Denzel, some people uproot their eyebrows and tilt their head to one side and hold my hand and say “Poor you. Poor little you living alone.” Others imagine I have a steady turnstile of men and parties to be attending, they’re normally coupled up themselves, they can’t think of anything better than a space to call their own. They’re both sort of right in a sort of way, I have a lot of fun and parties and the occasional man to warrant dressing up and tripping into town with a new pair of heels and my beloved Chanel. But sometimes single girls in the city are too poor to go out because payday isn’t for another 3 days Denzel, or we haven’t slept for a week because of a noisy neighbour, sometimes we don’t have any real human contact unless we visit the supermarket, and sometimes we just miss our mum.

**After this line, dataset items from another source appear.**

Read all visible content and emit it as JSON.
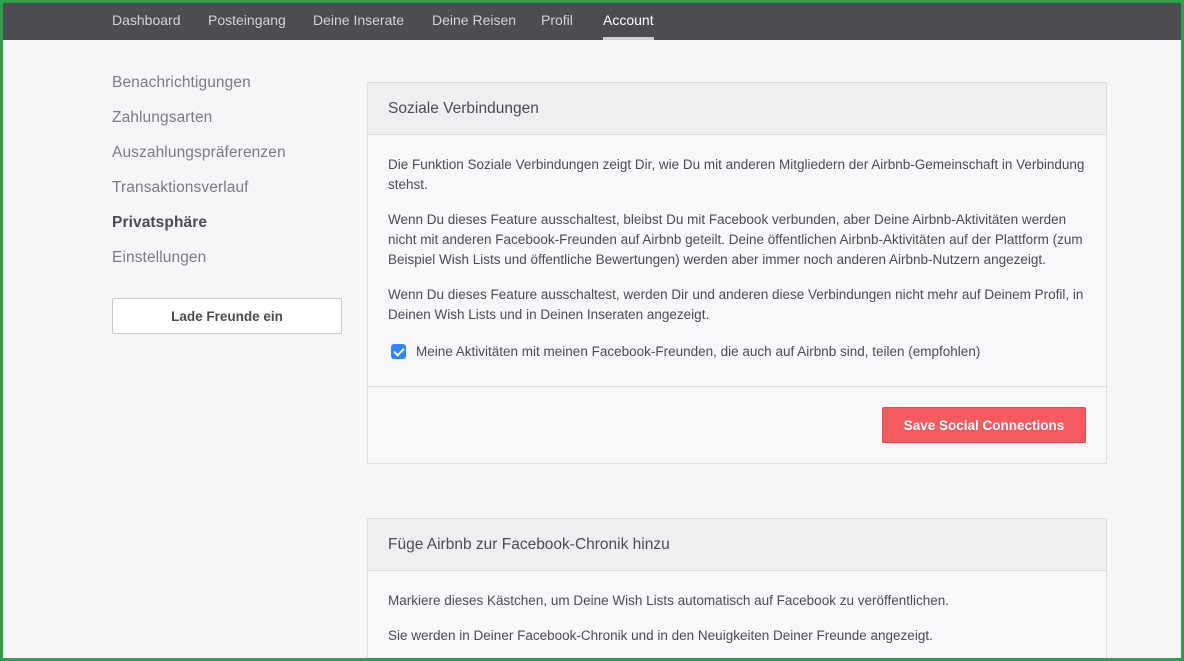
{
  "nav": {
    "items": [
      {
        "label": "Dashboard"
      },
      {
        "label": "Posteingang"
      },
      {
        "label": "Deine Inserate"
      },
      {
        "label": "Deine Reisen"
      },
      {
        "label": "Profil"
      },
      {
        "label": "Account",
        "active": true
      }
    ]
  },
  "sidebar": {
    "items": [
      {
        "label": "Benachrichtigungen"
      },
      {
        "label": "Zahlungsarten"
      },
      {
        "label": "Auszahlungspräferenzen"
      },
      {
        "label": "Transaktionsverlauf"
      },
      {
        "label": "Privatsphäre",
        "active": true
      },
      {
        "label": "Einstellungen"
      }
    ],
    "invite_button": "Lade Freunde ein"
  },
  "social": {
    "title": "Soziale Verbindungen",
    "paragraphs": [
      "Die Funktion Soziale Verbindungen zeigt Dir, wie Du mit anderen Mitgliedern der Airbnb-Gemeinschaft in Verbindung stehst.",
      "Wenn Du dieses Feature ausschaltest, bleibst Du mit Facebook verbunden, aber Deine Airbnb-Aktivitäten werden nicht mit anderen Facebook-Freunden auf Airbnb geteilt. Deine öffentlichen Airbnb-Aktivitäten auf der Plattform (zum Beispiel Wish Lists und öffentliche Bewertungen) werden aber immer noch anderen Airbnb-Nutzern angezeigt.",
      "Wenn Du dieses Feature ausschaltest, werden Dir und anderen diese Verbindungen nicht mehr auf Deinem Profil, in Deinen Wish Lists und in Deinen Inseraten angezeigt."
    ],
    "checkbox_label": "Meine Aktivitäten mit meinen Facebook-Freunden, die auch auf Airbnb sind, teilen (empfohlen)",
    "checkbox_checked": true,
    "save_button": "Save Social Connections"
  },
  "timeline": {
    "title": "Füge Airbnb zur Facebook-Chronik hinzu",
    "paragraphs": [
      "Markiere dieses Kästchen, um Deine Wish Lists automatisch auf Facebook zu veröffentlichen.",
      "Sie werden in Deiner Facebook-Chronik und in den Neuigkeiten Deiner Freunde angezeigt."
    ]
  },
  "colors": {
    "nav_bg": "#4b4d52",
    "accent_red": "#f55a5f",
    "checkbox_blue": "#2f86f6",
    "frame_green": "#2aa048"
  }
}
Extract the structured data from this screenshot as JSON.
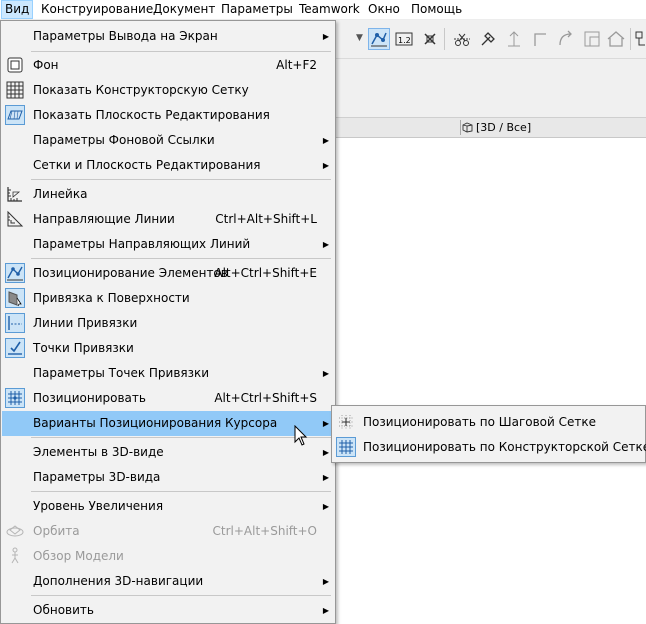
{
  "menubar": {
    "items": [
      "Вид",
      "Конструирование",
      "Документ",
      "Параметры",
      "Teamwork",
      "Окно",
      "Помощь"
    ]
  },
  "tabbar": {
    "view_tab": "[3D / Все]"
  },
  "toolbar": {
    "icons": [
      "dropdown-arrow-icon",
      "positioning-icon",
      "dimension-icon",
      "intersection-icon",
      "trim-icon",
      "adjust-icon",
      "elevate-icon",
      "corner-icon",
      "rotate-icon",
      "resize-icon",
      "roof-icon",
      "more-icon"
    ],
    "active_icon": "positioning-icon"
  },
  "menu": {
    "items": [
      {
        "label": "Параметры Вывода на Экран",
        "shortcut": "",
        "submenu": true,
        "icon": ""
      },
      {
        "label": "Фон",
        "shortcut": "Alt+F2",
        "submenu": false,
        "icon": "background-icon"
      },
      {
        "label": "Показать Конструкторскую Сетку",
        "shortcut": "",
        "submenu": false,
        "icon": "grid-icon"
      },
      {
        "label": "Показать Плоскость Редактирования",
        "shortcut": "",
        "submenu": false,
        "icon": "edit-plane-icon"
      },
      {
        "label": "Параметры Фоновой Ссылки",
        "shortcut": "",
        "submenu": true,
        "icon": ""
      },
      {
        "label": "Сетки и Плоскость Редактирования",
        "shortcut": "",
        "submenu": true,
        "icon": ""
      },
      {
        "label": "Линейка",
        "shortcut": "",
        "submenu": false,
        "icon": "ruler-icon"
      },
      {
        "label": "Направляющие Линии",
        "shortcut": "Ctrl+Alt+Shift+L",
        "submenu": false,
        "icon": "guide-lines-icon"
      },
      {
        "label": "Параметры Направляющих Линий",
        "shortcut": "",
        "submenu": true,
        "icon": ""
      },
      {
        "label": "Позиционирование Элементов",
        "shortcut": "Alt+Ctrl+Shift+E",
        "submenu": false,
        "icon": "element-snap-icon"
      },
      {
        "label": "Привязка к Поверхности",
        "shortcut": "",
        "submenu": false,
        "icon": "surface-snap-icon"
      },
      {
        "label": "Линии Привязки",
        "shortcut": "",
        "submenu": false,
        "icon": "snap-lines-icon"
      },
      {
        "label": "Точки Привязки",
        "shortcut": "",
        "submenu": false,
        "icon": "snap-points-icon"
      },
      {
        "label": "Параметры Точек Привязки",
        "shortcut": "",
        "submenu": true,
        "icon": ""
      },
      {
        "label": "Позиционировать",
        "shortcut": "Alt+Ctrl+Shift+S",
        "submenu": false,
        "icon": "snap-grid-icon"
      },
      {
        "label": "Варианты Позиционирования Курсора",
        "shortcut": "",
        "submenu": true,
        "icon": ""
      },
      {
        "label": "Элементы в 3D-виде",
        "shortcut": "",
        "submenu": true,
        "icon": ""
      },
      {
        "label": "Параметры 3D-вида",
        "shortcut": "",
        "submenu": true,
        "icon": ""
      },
      {
        "label": "Уровень Увеличения",
        "shortcut": "",
        "submenu": true,
        "icon": ""
      },
      {
        "label": "Орбита",
        "shortcut": "Ctrl+Alt+Shift+O",
        "submenu": false,
        "icon": "orbit-icon",
        "disabled": true
      },
      {
        "label": "Обзор Модели",
        "shortcut": "",
        "submenu": false,
        "icon": "walk-icon",
        "disabled": true
      },
      {
        "label": "Дополнения 3D-навигации",
        "shortcut": "",
        "submenu": true,
        "icon": ""
      },
      {
        "label": "Обновить",
        "shortcut": "",
        "submenu": true,
        "icon": ""
      }
    ]
  },
  "submenu": {
    "items": [
      {
        "label": "Позиционировать по Шаговой Сетке",
        "icon": "step-grid-icon"
      },
      {
        "label": "Позиционировать по Конструкторской Сетке",
        "icon": "construction-grid-icon"
      }
    ]
  },
  "colors": {
    "menu_bg": "#f2f2f2",
    "highlight": "#91c9f7",
    "icon_active_bg": "#cce4f7",
    "icon_active_border": "#5b9bd5",
    "disabled_text": "#9a9a9a"
  }
}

You were lovely Denzel, you were lovely without even trying or calling me “love” or “sweetheart” or “darling” like some of the guys behind counters do. You weren’t leery or overly familiar you didn’t treat me any different to any of the other ladies you served actually, you know I don’t shop in the Nisa round the corner because they dared notice me enough to say I always looked down when I was doing my shopping, it just felt too personal. You made some jokes, Denzel, about my shopping and fooled around with the plastic beer bottles, never missing a beat when your boss asked you to do something.
We had a quick chat about optimism for some warm weather, you were polite and cool and friendly and you said goodbye and it was the single nicest gesture I could recognise in a little while. Dear Denzel, I felt really quite sad yesterday and alone and sometimes in the past that would have nearly floored me in a fit and a haze of emotion. Who would have thought that an entire mood could have been saved by a midweek browse in Sainsburys.
And see you later, I need more rocket.